Every day, misguided parents of autistic children (and their therapist enablers) attempt to cure us with behavioral "therapies" that are illegal when they are used to try to force children not to be homosexual, but that are somehow perfectly sensible when the children they are used against are guilty of nothing other than having brains that are wired differently. (Wait... but...)

The children are not the burdens in these situations. The children are the ones carrying the burdens.

Do not sympathize with our abusers. Do not rally for them to be released from prosecution when they commit crimes. Do not excuse our murders with hand-waving and mumbling about tragedies and who we could have been if only.

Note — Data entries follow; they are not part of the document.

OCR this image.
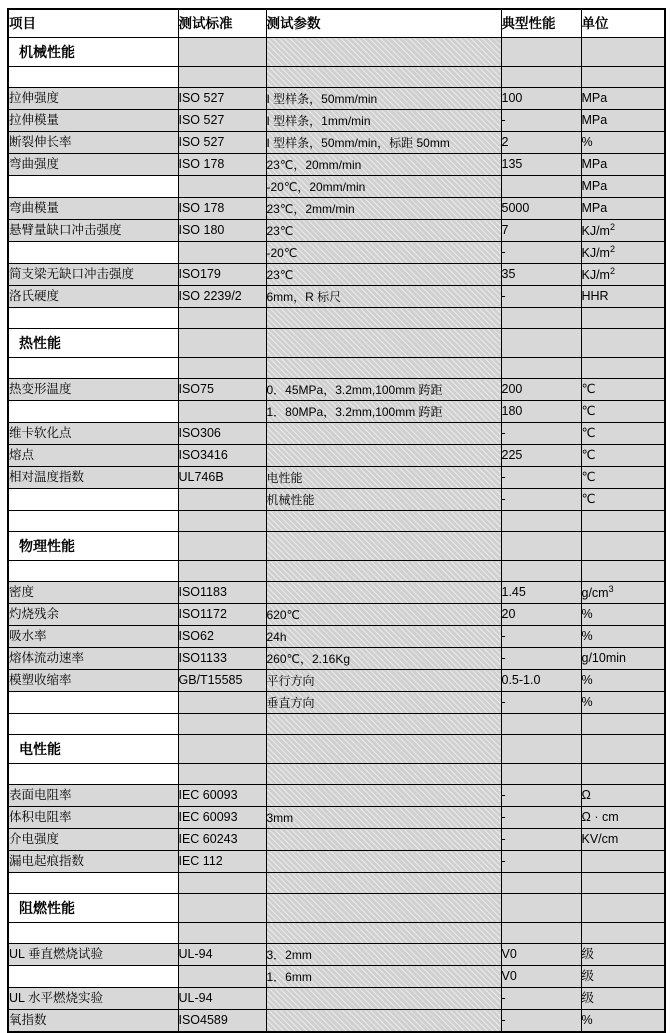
项目	测试标准	测试参数	典型性能	单位
机械性能				

拉伸强度	ISO 527	I 型样条，50mm/min	100	MPa
拉伸模量	ISO 527	I 型样条，1mm/min	-	MPa
断裂伸长率	ISO 527	I 型样条，50mm/min，标距 50mm	2	%
弯曲强度	ISO 178	23℃，20mm/min	135	MPa
		-20℃，20mm/min		MPa
弯曲模量	ISO 178	23℃，2mm/min	5000	MPa
悬臂量缺口冲击强度	ISO 180	23℃	7	$KJ/m^2$
		-20℃	-	$KJ/m^2$
简支梁无缺口冲击强度	ISO179	23℃	35	$KJ/m^2$
洛氏硬度	ISO 2239/2	6mm，R 标尺	-	HHR

热性能				

热变形温度	ISO75	0．45MPa，3.2mm,100mm 跨距	200	℃
		1．80MPa，3.2mm,100mm 跨距	180	℃
维卡软化点	ISO306		-	℃
熔点	ISO3416		225	℃
相对温度指数	UL746B	电性能	-	℃
		机械性能	-	℃

物理性能				

密度	ISO1183		1.45	$g/cm^3$
灼烧残余	ISO1172	620℃	20	%
吸水率	ISO62	24h	-	%
熔体流动速率	ISO1133	260℃，2.16Kg	-	g/10min
模塑收缩率	GB/T15585	平行方向	0.5-1.0	%
		垂直方向	-	%

电性能				

表面电阻率	IEC 60093		-	Ω
体积电阻率	IEC 60093	3mm	-	Ω · cm
介电强度	IEC 60243		-	KV/cm
漏电起痕指数	IEC 112		-	

阻燃性能				

UL 垂直燃烧试验	UL-94	3．2mm	V0	级
		1．6mm	V0	级
UL 水平燃烧实验	UL-94		-	级
氧指数	ISO4589		-	%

If you do that, you are one of them. You are tyrranizing us. You are treating us as less than human. More and more of us are growing up, surviving, and seeing you for what you are. And we are coming for you. We are not going to tolerate this state of affairs any more. We are taking back our bodies, and we are not interested in putting up with your behavior problems anymore.

Issy Stapleton is one of us. We will not let you free her would-be murderer without a fight. We love her too much for that.

1 comment:

  1. Hey, Michael.

    I can't comment on your blog without registering for Google+, and I don't want to do that, so I'll comment here instead.

    This essay is beautiful and powerful, and does a terrific job of explaining why the murder of autistic people by their caregivers constitutes a threat to all of us, even those of us who are "easy". (I was pretty easy, too, though my mom has said she saw the potential for aggression in me sometimes. Know what she did? She DEFUSED POTENTIAL CONFLICTS. She COMPROMISED. She told my teachers to do the same. One of the things I hate about ABA is that it seems to tell people that the worst thing they can do is compromise, when in fact compromise may be all it takes to completely avoid a meltdown in the first place.)